Wide-ranging partnerships boost innovation
The powerful and vibrant Q-NEXT centre partner network includes two DOE national laboratories, eleven premier institutions, and six tech enterprises. This cross-sector collaboration connects scientific discoveries to practical applications. Universities provide quantum communication and sensing expertise, and industry partners provide cutting-edge production facilities and prototypes.
Applied Materials, Caltech, Cornell University, IBM, Intel, IonQ, MIT, PsiQuantum, Quantum Opus, Stanford University, and the Universities of Chicago, Berkeley, Santa Barbara, Illinois Urbana-Champaign, Iowa, and Wisconsin Madison are expected to join the partnership.
IBM and other industry partners believe this relationship is crucial to future computing.
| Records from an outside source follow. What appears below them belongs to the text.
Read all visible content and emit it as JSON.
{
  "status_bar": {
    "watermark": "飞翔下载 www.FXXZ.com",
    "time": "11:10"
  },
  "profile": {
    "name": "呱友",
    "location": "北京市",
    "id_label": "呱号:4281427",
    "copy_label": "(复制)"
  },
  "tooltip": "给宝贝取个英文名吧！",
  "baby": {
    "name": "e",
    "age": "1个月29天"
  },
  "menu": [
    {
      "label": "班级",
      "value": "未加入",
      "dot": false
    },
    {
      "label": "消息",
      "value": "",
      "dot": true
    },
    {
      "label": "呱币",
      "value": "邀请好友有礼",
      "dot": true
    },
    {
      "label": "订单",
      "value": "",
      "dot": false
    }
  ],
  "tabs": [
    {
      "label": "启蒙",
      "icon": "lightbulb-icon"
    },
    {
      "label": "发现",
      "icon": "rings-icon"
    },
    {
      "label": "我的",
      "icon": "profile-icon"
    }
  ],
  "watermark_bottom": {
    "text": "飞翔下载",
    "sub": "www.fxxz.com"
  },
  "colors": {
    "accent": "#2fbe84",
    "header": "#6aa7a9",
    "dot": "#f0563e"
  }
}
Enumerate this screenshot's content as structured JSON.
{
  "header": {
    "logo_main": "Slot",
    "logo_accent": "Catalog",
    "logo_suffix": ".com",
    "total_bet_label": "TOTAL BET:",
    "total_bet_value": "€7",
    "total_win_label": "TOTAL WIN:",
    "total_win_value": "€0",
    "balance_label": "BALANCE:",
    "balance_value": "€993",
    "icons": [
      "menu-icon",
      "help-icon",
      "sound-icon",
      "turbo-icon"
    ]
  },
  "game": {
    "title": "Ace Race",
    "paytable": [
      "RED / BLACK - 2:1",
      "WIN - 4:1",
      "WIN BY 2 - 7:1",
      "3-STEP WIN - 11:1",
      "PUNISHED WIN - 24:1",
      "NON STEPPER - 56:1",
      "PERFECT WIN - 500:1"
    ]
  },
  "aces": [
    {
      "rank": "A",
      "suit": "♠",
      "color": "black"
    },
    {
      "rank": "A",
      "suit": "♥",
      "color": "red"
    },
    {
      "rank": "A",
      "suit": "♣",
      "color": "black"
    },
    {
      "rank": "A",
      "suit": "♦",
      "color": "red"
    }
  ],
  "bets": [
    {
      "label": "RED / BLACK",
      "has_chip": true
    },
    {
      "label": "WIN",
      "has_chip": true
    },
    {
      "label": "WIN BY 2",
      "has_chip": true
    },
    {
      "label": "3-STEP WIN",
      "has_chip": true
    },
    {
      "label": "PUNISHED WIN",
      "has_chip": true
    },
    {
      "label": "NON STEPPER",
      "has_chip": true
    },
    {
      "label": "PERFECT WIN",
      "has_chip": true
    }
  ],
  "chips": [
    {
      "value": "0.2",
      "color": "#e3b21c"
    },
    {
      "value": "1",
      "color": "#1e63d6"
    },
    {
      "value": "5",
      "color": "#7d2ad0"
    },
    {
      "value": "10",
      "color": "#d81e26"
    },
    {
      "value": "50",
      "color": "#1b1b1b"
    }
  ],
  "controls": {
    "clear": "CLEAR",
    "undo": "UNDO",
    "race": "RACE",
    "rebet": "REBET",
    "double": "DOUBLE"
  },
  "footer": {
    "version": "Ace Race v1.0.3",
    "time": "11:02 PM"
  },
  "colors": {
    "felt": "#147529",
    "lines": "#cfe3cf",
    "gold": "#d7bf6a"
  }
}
IBM Research Director Jay Gambetta says Q-NEXT uses optical lines to create effective quantum networks using IBM's quantum networking equipment. A future “quantum computing internet” might connect multiple fault-tolerant quantum computers over kilometres using this basic technique.
The project relies on SLAC and Stanford University's collaboration on a high-bandwidth quantum network. To solve challenges, this network connects atomic, superconducting, and solid-state qubits regardless of technology.
Quantum Workforce Training
Q-future develops future quantum scientists, engineers, technicians, and other professionals in addition to research. Open Quantum Initiative Undergraduate Fellowship and DOE Science Undergraduate Laboratory Internship are among the center's training and educational options. The US needs a trained workforce to preserve its quantum innovation leadership.